10 reasons why you must relocate to Bermuda Triangle

I’ve been thinking about this for a long time and finally I’ve come up with a few things that’ll motivate you to move to Bermuda Triangle, and for good:

  1. ‘Bermuda’ starts with a ‘B’ so does ‘boobs’.
  2. You’ll find wrecked ships there and you can steal anything from there.
  3. You’ll feel like a pirate. (That’s the closest most of us will ever get to living a life like Capt. Jack Sparrow)
  4. You don’t get condoms there.
  5. You can call yourself and NRI if you ever manage to return. PS: NRIs have a special status throughout India.

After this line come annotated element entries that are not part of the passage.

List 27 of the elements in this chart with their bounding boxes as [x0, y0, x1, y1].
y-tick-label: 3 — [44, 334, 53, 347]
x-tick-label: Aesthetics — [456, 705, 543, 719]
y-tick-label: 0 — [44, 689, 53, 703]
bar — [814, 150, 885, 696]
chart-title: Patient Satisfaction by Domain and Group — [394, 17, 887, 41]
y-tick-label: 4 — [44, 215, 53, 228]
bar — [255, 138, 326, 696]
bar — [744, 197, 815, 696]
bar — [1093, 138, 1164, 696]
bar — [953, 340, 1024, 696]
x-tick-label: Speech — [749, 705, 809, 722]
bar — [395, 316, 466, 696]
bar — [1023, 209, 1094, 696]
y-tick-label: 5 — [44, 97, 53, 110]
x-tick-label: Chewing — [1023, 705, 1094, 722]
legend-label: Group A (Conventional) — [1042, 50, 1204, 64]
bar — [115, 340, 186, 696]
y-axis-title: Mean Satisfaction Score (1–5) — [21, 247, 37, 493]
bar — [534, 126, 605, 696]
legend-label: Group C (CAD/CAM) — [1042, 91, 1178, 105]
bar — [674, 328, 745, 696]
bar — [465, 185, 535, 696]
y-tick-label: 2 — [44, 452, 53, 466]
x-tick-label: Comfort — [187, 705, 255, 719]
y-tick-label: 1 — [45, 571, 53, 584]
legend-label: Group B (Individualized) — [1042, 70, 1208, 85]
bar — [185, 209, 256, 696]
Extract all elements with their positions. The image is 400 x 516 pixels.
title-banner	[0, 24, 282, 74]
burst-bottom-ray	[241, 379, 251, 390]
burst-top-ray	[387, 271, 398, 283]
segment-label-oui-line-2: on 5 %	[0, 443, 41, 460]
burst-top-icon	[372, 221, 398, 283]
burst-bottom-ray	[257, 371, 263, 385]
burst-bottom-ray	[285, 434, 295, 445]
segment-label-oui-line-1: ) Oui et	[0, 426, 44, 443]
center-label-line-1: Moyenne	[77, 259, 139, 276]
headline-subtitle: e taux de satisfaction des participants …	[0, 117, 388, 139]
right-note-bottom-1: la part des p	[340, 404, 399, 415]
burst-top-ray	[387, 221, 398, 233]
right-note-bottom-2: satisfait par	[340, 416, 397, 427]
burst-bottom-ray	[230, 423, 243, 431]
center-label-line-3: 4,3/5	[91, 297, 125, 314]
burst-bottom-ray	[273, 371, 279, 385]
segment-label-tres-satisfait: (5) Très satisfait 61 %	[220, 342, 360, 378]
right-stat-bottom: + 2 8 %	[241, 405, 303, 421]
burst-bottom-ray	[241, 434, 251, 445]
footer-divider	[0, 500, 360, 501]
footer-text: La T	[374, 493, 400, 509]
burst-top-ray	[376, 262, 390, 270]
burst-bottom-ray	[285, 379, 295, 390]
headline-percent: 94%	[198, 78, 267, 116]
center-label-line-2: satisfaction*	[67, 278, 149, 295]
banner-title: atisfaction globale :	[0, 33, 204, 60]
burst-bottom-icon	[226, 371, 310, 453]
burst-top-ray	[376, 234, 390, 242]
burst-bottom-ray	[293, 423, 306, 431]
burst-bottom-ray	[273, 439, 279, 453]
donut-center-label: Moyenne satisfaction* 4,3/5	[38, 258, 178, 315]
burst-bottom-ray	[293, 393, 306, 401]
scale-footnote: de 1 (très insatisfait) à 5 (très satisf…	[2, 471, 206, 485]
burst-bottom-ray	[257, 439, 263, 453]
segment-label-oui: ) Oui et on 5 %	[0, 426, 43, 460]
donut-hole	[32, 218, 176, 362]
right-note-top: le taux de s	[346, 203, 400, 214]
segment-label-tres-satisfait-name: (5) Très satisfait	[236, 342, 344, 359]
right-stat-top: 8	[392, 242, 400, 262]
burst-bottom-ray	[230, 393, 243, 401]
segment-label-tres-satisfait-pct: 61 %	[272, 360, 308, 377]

  6. Have your company’s registered office there so you won’t need to pay any taxes. You won’t have to bother even if the IT department plans to raid your office.
  7. It’s like Mars. (because Mars has water too)
  8. You can tell your fellow residents that you’re Shahrukh Khan.
  9. Referring to point 7, you’re an astronaut.
  10. If you’re still reading you must definitely relocate to Bermuda Triangle because you’re clearly, as such, jobless.
  11. Bonus point: You don’t need to wear clothes, they’re so mainstream. PS: I’m not promoting nudity. It’s called liberal living.